The DEC said it takes take all complaints of water contamination seriously.

“By and large, complaints received by DEC regarding potentially leaking wells have proven to be from wells drilled before environmental regulations were put in place or were from naturally occurring sources of contamination,” DeSantis wrote in an e-mail. “In addition, under the requirements of the draft (Supplemental Generic Environmental Impact Statement), there are multiple protections and measures required to safeguard the integrity of New York’s drinking water supplies.”

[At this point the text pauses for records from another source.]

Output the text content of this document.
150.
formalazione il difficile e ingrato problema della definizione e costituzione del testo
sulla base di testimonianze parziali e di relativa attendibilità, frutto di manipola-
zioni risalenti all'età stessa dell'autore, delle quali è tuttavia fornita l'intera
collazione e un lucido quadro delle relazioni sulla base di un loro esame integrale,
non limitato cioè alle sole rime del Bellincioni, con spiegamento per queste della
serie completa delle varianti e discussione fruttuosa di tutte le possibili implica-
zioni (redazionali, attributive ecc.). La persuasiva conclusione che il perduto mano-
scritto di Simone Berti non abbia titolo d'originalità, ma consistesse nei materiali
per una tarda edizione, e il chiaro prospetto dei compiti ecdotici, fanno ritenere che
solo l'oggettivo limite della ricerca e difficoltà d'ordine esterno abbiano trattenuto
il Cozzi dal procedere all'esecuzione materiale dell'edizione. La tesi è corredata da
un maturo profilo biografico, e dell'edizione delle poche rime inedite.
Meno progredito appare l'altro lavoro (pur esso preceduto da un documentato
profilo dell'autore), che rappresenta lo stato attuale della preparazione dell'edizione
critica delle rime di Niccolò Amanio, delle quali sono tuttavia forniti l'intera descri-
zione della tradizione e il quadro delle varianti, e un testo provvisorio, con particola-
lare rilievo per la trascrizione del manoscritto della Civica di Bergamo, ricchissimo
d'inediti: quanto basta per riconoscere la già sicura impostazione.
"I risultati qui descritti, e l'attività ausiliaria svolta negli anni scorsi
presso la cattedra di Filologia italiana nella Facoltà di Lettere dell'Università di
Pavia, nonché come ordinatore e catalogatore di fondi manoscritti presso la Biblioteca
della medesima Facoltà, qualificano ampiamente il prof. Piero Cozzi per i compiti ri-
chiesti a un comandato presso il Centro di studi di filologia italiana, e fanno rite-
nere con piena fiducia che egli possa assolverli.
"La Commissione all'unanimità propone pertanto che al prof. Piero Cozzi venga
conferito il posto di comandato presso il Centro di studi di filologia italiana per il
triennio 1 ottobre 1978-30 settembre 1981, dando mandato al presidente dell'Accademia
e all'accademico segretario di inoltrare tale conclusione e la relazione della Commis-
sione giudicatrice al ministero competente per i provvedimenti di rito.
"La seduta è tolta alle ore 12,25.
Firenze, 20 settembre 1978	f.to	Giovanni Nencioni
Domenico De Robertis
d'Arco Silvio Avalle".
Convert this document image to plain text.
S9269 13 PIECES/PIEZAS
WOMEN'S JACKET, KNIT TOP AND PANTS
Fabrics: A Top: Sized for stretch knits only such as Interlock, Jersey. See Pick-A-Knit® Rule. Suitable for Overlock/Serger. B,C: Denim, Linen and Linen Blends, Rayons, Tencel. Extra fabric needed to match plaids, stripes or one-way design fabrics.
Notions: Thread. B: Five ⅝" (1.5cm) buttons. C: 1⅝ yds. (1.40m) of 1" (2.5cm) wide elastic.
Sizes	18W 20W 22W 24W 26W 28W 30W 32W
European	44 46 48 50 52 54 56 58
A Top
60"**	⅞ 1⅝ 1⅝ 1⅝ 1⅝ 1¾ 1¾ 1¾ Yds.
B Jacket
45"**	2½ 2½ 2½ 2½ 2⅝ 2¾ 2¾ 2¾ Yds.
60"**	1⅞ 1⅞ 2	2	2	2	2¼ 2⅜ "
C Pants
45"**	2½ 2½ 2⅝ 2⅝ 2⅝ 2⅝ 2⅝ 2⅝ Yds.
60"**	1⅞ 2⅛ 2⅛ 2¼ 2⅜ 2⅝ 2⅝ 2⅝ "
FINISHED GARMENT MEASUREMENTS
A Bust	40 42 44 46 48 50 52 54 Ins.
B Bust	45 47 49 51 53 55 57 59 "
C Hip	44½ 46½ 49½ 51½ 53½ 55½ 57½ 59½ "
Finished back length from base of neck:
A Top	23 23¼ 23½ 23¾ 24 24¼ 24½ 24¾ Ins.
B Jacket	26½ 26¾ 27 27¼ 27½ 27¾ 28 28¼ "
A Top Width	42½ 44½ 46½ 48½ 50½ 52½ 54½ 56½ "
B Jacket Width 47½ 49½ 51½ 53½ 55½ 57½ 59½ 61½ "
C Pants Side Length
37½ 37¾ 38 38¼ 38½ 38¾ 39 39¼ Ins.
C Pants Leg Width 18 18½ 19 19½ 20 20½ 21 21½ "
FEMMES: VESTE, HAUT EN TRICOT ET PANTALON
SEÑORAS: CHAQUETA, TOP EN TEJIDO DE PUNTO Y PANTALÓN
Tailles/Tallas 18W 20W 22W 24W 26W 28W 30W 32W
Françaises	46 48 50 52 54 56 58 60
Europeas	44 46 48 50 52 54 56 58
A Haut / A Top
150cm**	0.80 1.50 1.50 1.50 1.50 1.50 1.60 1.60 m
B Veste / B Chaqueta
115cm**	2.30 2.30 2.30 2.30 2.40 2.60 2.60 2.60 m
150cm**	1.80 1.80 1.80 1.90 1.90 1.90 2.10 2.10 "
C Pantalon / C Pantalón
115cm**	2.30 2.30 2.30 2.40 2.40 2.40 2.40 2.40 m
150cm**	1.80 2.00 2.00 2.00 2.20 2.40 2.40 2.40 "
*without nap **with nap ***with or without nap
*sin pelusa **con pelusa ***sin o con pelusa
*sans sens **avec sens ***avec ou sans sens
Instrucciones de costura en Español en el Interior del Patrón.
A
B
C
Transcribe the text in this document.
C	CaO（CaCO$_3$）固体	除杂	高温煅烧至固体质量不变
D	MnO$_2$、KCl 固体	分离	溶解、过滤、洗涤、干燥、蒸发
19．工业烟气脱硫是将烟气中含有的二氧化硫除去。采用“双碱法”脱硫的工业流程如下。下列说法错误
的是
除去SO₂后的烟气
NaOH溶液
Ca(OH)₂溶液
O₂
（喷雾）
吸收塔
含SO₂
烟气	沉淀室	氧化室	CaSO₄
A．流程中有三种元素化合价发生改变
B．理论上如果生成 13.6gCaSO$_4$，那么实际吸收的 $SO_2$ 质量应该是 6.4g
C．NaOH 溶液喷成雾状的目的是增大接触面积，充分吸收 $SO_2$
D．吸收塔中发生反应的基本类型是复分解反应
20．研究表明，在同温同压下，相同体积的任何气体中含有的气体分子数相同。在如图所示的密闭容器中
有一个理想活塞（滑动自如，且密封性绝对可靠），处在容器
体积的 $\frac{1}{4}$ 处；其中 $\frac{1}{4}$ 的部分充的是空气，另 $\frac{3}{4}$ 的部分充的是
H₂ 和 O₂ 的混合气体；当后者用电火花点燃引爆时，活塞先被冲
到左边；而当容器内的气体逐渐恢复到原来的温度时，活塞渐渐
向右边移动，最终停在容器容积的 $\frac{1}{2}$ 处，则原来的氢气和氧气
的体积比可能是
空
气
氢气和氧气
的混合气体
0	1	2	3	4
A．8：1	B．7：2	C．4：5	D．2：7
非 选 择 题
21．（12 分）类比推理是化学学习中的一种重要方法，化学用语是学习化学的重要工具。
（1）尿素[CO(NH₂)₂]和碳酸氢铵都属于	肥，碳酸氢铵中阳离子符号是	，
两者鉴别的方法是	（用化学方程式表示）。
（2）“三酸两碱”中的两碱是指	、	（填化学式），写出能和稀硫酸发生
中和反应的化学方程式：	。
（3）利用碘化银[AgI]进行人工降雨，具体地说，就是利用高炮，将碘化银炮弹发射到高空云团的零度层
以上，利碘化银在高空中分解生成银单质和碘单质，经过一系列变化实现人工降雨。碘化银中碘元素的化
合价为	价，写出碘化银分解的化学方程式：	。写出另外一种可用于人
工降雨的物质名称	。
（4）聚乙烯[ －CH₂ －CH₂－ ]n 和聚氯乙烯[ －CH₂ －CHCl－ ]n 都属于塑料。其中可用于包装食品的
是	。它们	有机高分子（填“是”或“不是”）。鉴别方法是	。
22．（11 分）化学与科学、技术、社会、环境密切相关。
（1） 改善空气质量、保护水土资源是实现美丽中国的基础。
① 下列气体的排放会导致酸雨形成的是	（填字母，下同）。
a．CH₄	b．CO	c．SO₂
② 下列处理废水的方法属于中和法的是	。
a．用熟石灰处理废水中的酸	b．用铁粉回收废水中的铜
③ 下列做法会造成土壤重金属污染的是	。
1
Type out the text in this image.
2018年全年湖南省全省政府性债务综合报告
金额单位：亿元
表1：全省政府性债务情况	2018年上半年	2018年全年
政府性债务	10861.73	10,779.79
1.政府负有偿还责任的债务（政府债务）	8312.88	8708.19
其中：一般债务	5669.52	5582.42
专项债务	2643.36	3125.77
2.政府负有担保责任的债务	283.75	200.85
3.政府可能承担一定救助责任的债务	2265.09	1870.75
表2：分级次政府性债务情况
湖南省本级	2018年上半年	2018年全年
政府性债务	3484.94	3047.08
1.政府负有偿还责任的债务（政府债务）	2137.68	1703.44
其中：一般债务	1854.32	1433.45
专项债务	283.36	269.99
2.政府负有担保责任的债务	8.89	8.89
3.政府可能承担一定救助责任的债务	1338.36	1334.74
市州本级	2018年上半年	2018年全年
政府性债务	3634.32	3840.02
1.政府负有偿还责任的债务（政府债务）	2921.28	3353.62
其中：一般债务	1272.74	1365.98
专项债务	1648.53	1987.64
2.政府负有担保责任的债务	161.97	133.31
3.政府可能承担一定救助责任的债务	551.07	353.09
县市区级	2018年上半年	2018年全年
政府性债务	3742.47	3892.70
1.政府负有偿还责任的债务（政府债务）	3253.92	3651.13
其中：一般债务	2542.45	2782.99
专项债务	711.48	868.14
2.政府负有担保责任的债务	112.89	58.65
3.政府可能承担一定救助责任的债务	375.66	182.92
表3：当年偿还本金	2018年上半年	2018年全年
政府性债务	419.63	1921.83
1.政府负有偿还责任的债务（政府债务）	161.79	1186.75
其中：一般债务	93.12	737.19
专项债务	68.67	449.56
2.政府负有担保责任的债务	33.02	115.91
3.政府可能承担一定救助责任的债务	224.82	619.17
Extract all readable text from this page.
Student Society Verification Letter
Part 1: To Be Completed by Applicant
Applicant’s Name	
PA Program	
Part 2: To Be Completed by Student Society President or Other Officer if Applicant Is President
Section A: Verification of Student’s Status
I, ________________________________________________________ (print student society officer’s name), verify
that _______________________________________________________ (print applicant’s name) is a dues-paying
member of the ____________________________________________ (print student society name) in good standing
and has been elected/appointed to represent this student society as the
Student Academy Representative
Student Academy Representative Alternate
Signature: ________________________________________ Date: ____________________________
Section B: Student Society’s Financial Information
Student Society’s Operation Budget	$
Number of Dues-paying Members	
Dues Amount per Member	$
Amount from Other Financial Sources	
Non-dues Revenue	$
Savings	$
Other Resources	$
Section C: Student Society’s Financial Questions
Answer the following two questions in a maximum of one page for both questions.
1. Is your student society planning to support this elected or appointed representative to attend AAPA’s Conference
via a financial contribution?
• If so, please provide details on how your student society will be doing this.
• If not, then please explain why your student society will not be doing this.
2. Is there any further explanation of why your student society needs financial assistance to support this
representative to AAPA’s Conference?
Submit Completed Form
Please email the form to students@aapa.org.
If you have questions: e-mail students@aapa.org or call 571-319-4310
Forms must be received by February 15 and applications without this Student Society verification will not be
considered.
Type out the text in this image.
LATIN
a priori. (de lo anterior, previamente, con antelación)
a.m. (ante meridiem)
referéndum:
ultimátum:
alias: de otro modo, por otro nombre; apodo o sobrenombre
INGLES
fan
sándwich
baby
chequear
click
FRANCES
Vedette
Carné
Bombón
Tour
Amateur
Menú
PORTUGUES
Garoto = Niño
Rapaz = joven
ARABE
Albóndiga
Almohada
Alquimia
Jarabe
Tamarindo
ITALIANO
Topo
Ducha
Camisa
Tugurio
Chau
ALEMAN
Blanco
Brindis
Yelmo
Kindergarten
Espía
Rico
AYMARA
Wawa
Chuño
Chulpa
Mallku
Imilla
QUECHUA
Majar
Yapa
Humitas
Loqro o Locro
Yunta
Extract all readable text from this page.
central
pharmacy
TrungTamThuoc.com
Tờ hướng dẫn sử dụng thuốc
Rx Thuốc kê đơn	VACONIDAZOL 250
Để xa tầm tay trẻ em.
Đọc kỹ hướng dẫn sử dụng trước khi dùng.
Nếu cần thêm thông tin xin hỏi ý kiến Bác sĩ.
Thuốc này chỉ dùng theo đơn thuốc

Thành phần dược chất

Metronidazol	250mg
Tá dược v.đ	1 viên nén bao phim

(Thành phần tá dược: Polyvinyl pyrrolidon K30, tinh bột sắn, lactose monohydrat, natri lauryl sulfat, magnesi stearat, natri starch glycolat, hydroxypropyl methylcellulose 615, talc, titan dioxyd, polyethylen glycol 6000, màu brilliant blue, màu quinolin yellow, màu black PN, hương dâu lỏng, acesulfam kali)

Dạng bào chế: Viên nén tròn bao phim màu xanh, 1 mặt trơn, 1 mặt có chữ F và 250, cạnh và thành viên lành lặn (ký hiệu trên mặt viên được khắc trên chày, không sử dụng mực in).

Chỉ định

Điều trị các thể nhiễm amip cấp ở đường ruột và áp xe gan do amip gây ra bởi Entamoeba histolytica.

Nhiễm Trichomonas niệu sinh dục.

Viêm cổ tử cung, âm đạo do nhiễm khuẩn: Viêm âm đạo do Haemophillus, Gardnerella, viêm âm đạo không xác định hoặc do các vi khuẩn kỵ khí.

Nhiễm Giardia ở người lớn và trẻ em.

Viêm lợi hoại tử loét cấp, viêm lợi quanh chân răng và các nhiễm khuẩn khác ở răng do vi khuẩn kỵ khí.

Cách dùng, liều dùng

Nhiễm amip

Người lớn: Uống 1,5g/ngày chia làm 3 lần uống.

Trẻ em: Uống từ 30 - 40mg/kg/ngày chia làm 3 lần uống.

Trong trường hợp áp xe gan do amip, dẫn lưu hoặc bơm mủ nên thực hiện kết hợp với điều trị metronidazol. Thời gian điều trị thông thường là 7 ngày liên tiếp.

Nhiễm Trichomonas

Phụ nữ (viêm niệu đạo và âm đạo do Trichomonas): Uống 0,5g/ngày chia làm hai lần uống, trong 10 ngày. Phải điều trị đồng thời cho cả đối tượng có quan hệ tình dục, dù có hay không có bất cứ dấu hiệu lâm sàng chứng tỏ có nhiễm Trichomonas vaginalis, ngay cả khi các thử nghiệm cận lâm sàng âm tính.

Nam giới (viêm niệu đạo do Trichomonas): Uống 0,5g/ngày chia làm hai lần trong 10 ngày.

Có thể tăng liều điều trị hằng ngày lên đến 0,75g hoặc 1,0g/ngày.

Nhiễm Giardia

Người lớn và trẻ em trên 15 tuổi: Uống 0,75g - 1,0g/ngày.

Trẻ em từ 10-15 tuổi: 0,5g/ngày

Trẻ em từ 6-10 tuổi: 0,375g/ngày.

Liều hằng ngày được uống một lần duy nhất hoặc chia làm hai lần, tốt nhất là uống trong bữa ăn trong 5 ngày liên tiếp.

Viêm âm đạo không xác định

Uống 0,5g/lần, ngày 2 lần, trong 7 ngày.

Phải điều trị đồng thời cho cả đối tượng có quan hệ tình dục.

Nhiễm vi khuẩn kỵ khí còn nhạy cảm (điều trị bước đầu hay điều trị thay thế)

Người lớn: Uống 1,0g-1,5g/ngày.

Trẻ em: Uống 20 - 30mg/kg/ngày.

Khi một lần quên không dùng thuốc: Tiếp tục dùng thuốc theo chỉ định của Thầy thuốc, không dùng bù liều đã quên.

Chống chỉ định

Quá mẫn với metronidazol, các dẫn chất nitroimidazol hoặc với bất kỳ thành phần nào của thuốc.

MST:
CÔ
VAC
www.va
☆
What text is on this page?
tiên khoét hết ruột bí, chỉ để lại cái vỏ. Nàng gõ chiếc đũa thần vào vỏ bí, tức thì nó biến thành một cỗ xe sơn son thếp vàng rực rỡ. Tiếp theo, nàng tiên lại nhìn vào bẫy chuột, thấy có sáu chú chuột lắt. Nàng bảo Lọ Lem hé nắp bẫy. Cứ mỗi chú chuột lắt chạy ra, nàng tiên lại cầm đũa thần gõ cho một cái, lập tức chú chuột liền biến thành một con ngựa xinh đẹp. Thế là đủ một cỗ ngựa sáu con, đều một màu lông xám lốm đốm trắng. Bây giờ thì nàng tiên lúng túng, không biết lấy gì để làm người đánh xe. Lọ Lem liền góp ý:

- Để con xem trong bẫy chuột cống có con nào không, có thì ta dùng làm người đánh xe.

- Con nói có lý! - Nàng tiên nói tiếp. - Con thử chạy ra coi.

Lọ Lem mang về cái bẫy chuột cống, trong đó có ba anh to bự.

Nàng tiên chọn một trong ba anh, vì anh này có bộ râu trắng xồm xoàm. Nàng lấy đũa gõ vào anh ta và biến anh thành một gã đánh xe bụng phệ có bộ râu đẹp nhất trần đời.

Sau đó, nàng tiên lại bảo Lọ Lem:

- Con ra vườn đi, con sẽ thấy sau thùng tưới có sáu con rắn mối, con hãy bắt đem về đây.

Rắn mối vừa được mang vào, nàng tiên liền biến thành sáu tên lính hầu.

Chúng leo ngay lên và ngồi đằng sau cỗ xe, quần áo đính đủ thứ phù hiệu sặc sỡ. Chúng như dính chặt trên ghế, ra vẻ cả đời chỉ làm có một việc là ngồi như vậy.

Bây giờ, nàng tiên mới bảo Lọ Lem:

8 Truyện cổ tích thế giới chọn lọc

Hang says the DEC does not have enough money to fix the problems.

“Plugging these wells can cost anywhere from $5,000 to $50,000 per well, and as of 2009, they only had, I think, $209,000 in the dedicated fund,” he said. “This poses an incredible liability problem, for municipalities in particular.”

This situation raises questions about whether the DEC is equipped to regulate hydraulic fracturing for natural gas, Hang said.

“New York should not allow any shale gas extraction using fracking until all of these existing problems have been fully resolved,” he said.

The DEC has said its review of fracking is based on a history of successfully regulating conventional drilling, Hang said.

“Beginning in 2008, they’ve been telling the public, ‘Oh, we’ve never had major problems. We have such wonderful regulatory programs that the problems that have been identified in other states haven’t happened here.’ That’s a total lie,” Hang said.